A primeira fase contempla os seguintes eventos:
·
S-1000 – Informações do Empregador/Contribuinte/Órgão Público
·
S-1005 – Tabela de Estabelecimentos, Obras de Construção Civil ou
Unidades de Órgãos Públicos
·
S-1010 – Tabela de Rubricas
·
S-1020 – Tabela de Lotações Tributárias
·
S-1030 – Tabela de Cargos/Empregos Públicos
·
S-1035 – Tabela de Carreiras Públicas (para Órgãos Públicos)
·
S-1040 – Tabela de Funções/Cargos em Comissão (facultativo)
·
S-1050 – Tabela de Horários/Turnos de Trabalho
·
S-1070 – Tabela de Processos Administrativos/Judiciais
·
S-1080 – Tabela de Operadores Portuários
Como podemos observar, o cadastro dos trabalhadores ativos e as novas
admissões não fazem parte da primeira fase, logo, são classificados como
“eventos não periódicos”, ou seja, eles serão enviados apenas a partir da
segunda fase, conforme o cronograma de obrigatoriedade definido pelo Governo.
Como acessar o eSocial?
A transmissão das informações para o eSocial será feita de forma online,
e dessa forma as empresas não precisarão baixar qualquer programa validador,
como faziam antes ao enviar, por exempo, a GFIP, o CAGED, etc.

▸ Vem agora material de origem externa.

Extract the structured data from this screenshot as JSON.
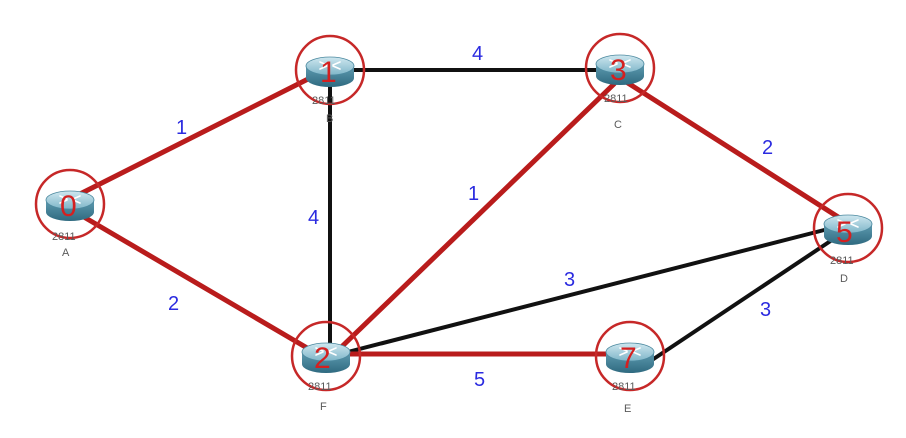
{
  "colors": {
    "highlight_edge": "#b91c1c",
    "plain_edge": "#111111",
    "weight_text": "#2b2be0",
    "distance_text": "#d42020",
    "node_ring": "#c62828"
  },
  "nodes": {
    "A": {
      "letter": "A",
      "model": "2811",
      "distance": "0"
    },
    "B": {
      "letter": "B",
      "model": "2811",
      "distance": "1"
    },
    "C": {
      "letter": "C",
      "model": "2811",
      "distance": "3"
    },
    "D": {
      "letter": "D",
      "model": "2811",
      "distance": "5"
    },
    "E": {
      "letter": "E",
      "model": "2811",
      "distance": "7"
    },
    "F": {
      "letter": "F",
      "model": "2811",
      "distance": "2"
    }
  },
  "edges": {
    "AB": {
      "weight": "1",
      "highlighted": true
    },
    "AF": {
      "weight": "2",
      "highlighted": true
    },
    "BC": {
      "weight": "4",
      "highlighted": false
    },
    "BF": {
      "weight": "4",
      "highlighted": false
    },
    "FC": {
      "weight": "1",
      "highlighted": true
    },
    "CD": {
      "weight": "2",
      "highlighted": true
    },
    "FD": {
      "weight": "3",
      "highlighted": false
    },
    "FE": {
      "weight": "5",
      "highlighted": true
    },
    "ED": {
      "weight": "3",
      "highlighted": false
    }
  }
}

Contudo, o Governo disponibilizou dois módulos Web para as empresas, o
módulo Web Geral e o módulo Web MEI.
O Web Geral é uma ferramenta auxiliar destinada à inserção de dados no
eSocial e foi pensado para permitir às empresas o cumprimento das obrigações
legais em situações de contingência ou indisponibilidade do seu próprio
software. No entanto, ele não pretende substituir os sistemas próprios das
empresas.
Sendo assim, as empresas em geral utilizarão o seu próprio sistema de
folha para transmitir os eventos para o eSocial, e poderão consultar as
informações transmitidas por meio do módulo Web Geral.

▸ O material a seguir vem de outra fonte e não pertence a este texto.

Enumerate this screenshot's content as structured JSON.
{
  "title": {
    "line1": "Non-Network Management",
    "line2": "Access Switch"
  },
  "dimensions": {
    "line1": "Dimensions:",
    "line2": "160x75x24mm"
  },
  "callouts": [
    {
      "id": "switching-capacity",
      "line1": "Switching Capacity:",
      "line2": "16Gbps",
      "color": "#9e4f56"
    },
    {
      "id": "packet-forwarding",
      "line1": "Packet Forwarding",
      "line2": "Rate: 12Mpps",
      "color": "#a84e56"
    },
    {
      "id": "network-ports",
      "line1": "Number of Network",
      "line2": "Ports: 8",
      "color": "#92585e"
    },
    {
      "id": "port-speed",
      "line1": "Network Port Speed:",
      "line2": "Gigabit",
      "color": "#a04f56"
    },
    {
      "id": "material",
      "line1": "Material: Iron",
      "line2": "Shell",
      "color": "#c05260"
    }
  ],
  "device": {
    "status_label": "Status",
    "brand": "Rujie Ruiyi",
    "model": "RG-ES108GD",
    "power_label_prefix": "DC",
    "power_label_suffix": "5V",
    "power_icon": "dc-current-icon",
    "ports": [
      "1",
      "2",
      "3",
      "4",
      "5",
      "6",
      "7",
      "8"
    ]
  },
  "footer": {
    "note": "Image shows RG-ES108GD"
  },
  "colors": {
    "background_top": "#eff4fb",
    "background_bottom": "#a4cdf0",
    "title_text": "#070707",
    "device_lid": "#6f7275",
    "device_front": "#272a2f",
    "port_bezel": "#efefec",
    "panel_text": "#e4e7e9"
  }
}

Já o módulo Web MEI é uma ferramenta destinada à inserção de dados no
eSocial e foi pensado para permitir aos Microempreendedores Individuais o
cumprimento das obrigações legais, pois permite a consulta, a inclusão,
alteração, retificação e exclusão de eventos transmitidos para o eSocial, de
forma integrada, customizada e sem a necessidade de desenvolver sistemas
próprios.
Como será o cadastro do MEI?
As funcionalidades desse sistema serão disponibilizadas respeitando o
cronograma de obrigatoriedade. Portanto, neste primeiro momento, o MEI
conseguirá apenas se cadastrar como empregador no eSocial (envio do evento
S-1000 – Informações do Empregador).